When is PKP preferred over lamellar techniques like DALK or DMEK?
PKP is preferred when corneal disease involves the full thickness, or when anatomy does not allow for a lamellar approach. Common indications include advanced keratoconus where DALK is not possible; full-thickness corneal scarring from infection, perforation, or chemical injury; failed prior corneal grafts; certain corneal dystrophies affecting multiple layers; and combined endothelial and stromal disease. For isolated endothelial disease, DMEK is preferred; for anterior disease with a healthy endothelium, DALK is preferred.
How long does recovery take after PKP?
Recovery after PKP is the longest of any corneal transplant technique — typically twelve to eighteen months before the corneal shape stabilises sufficiently to assess the final refractive outcome. Sutures remain in the eye for an extended period; selective suture removal, guided by keratometry and topography, is used to reduce astigmatism. Even after full recovery, most patients require glasses, rigid contact lenses, or scleral lenses for best corrected vision due to residual irregular astigmatism.
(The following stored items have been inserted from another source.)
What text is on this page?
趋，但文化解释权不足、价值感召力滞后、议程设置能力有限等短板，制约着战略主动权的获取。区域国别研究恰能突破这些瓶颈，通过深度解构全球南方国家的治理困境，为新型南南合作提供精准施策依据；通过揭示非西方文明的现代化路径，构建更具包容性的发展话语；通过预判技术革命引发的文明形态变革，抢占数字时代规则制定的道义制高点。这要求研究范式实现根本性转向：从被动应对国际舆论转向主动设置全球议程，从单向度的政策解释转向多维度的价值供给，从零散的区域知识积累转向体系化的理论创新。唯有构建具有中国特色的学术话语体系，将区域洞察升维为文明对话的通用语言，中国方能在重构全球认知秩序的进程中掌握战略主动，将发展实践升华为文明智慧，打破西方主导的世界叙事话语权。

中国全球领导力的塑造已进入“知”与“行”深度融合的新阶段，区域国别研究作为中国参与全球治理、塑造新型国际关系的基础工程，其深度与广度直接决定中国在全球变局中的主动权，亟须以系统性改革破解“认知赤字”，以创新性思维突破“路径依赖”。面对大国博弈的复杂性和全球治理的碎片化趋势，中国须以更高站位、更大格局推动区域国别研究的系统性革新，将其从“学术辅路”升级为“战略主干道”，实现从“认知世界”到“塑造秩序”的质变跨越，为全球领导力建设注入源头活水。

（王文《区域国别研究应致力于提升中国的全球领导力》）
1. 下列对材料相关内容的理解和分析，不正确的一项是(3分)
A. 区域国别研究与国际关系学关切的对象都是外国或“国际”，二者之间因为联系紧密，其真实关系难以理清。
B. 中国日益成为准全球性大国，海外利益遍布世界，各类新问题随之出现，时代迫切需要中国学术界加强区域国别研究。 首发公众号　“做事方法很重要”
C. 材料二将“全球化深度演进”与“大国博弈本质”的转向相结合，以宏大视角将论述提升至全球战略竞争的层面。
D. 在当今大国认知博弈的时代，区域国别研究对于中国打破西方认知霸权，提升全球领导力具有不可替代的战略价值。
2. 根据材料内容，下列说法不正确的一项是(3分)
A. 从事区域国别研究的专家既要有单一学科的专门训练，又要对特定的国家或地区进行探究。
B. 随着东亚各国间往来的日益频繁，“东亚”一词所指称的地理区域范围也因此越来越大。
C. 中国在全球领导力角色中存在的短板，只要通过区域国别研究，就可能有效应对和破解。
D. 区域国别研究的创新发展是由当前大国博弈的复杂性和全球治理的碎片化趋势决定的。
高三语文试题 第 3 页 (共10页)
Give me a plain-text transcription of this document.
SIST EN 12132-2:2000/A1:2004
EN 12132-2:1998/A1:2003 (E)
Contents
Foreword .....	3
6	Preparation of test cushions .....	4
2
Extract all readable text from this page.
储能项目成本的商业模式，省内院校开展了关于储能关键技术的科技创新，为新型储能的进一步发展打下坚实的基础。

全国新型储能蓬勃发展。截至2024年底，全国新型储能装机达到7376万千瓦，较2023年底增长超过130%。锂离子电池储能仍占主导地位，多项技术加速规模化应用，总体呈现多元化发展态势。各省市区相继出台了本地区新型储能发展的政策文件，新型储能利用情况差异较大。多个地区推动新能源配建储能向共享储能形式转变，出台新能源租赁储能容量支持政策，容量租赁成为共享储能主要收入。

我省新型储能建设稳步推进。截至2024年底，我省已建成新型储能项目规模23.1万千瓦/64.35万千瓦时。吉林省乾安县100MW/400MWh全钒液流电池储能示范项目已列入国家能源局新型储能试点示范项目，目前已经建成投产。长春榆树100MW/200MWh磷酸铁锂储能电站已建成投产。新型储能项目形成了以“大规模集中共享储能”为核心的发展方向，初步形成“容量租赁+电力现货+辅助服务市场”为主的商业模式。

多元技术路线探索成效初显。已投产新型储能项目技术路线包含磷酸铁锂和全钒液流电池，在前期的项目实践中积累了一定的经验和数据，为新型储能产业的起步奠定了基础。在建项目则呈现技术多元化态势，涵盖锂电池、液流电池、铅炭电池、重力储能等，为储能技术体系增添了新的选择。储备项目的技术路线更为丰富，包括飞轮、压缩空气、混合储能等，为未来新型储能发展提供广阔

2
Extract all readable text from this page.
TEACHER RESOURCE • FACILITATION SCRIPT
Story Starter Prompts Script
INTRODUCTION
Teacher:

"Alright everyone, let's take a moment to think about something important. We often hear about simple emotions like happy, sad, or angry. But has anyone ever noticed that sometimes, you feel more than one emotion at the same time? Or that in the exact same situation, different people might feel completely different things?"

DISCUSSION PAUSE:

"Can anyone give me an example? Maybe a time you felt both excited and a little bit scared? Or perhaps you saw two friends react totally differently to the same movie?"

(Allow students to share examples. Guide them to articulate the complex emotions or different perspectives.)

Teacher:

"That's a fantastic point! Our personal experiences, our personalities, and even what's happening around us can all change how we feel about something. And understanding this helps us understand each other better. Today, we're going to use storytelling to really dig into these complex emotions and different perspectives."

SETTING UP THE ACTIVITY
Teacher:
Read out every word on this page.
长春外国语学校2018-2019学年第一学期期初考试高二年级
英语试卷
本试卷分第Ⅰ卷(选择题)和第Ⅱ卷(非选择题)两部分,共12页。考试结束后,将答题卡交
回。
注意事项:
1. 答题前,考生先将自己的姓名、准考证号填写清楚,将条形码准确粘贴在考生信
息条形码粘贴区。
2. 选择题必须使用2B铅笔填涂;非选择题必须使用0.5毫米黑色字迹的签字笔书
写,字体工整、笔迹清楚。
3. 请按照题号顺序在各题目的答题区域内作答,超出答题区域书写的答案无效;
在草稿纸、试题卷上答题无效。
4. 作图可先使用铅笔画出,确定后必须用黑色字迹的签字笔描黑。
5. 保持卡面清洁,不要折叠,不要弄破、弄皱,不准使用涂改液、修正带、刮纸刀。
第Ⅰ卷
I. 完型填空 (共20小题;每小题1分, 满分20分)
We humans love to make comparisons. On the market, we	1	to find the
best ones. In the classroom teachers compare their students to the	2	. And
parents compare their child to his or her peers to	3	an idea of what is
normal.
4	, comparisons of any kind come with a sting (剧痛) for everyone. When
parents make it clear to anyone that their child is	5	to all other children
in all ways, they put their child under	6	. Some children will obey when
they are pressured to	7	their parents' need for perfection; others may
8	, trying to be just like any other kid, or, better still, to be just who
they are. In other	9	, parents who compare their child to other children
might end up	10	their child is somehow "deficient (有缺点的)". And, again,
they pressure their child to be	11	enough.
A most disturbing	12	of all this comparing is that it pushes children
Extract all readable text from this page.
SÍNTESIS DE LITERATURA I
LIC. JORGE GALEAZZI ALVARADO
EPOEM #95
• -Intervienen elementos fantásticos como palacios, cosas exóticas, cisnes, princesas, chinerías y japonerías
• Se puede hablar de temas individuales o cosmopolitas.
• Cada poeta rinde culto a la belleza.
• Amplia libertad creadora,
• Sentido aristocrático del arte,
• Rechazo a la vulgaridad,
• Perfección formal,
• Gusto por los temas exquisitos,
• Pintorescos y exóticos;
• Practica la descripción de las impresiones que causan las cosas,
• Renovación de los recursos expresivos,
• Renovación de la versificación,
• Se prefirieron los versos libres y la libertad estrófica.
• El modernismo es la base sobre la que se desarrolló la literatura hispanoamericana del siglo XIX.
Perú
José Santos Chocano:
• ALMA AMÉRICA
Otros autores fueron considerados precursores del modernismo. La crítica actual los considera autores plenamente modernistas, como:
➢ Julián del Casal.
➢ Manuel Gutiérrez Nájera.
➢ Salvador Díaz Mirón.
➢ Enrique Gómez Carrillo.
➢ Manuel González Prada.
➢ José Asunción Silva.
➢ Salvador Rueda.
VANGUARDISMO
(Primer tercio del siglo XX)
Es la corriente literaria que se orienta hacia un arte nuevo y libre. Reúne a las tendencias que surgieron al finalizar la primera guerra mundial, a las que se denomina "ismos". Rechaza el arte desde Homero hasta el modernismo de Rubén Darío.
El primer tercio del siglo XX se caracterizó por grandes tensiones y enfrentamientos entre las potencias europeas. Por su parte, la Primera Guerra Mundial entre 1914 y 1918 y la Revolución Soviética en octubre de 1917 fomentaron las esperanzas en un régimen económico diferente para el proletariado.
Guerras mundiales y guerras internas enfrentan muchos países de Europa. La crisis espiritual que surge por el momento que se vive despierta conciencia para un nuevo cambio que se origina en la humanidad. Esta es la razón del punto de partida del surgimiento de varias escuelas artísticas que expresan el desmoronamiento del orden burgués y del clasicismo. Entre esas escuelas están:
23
What are the signs of corneal graft rejection?
Signs of rejection include a red, painful, or suddenly blurred eye — symptoms that should prompt the patient to seek urgent ophthalmic review. A rejection line (Khodadoust line) — a row of keratic precipitates on the graft endothelium — is a characteristic finding. Rejection is treatable with intensive topical steroids if recognised early; delayed treatment risks permanent graft failure. The risk of rejection persists throughout the patient's lifetime, not just in the first few years after surgery.
What are the long-term outcomes after PKP?
PKP has good long-term outcomes for low-risk indications such as keratoconus, with graft survival rates exceeding 90% at five years. For higher-risk indications — regrafts, vascularised corneas, or corneas with prior infections — survival rates are lower, and more intensive monitoring and immunosuppression are required. Even when a graft fails, repeat PKP or conversion to a lamellar technique is often possible, and outcomes of repeat grafting have improved with modern tissue preparation and surgical technique.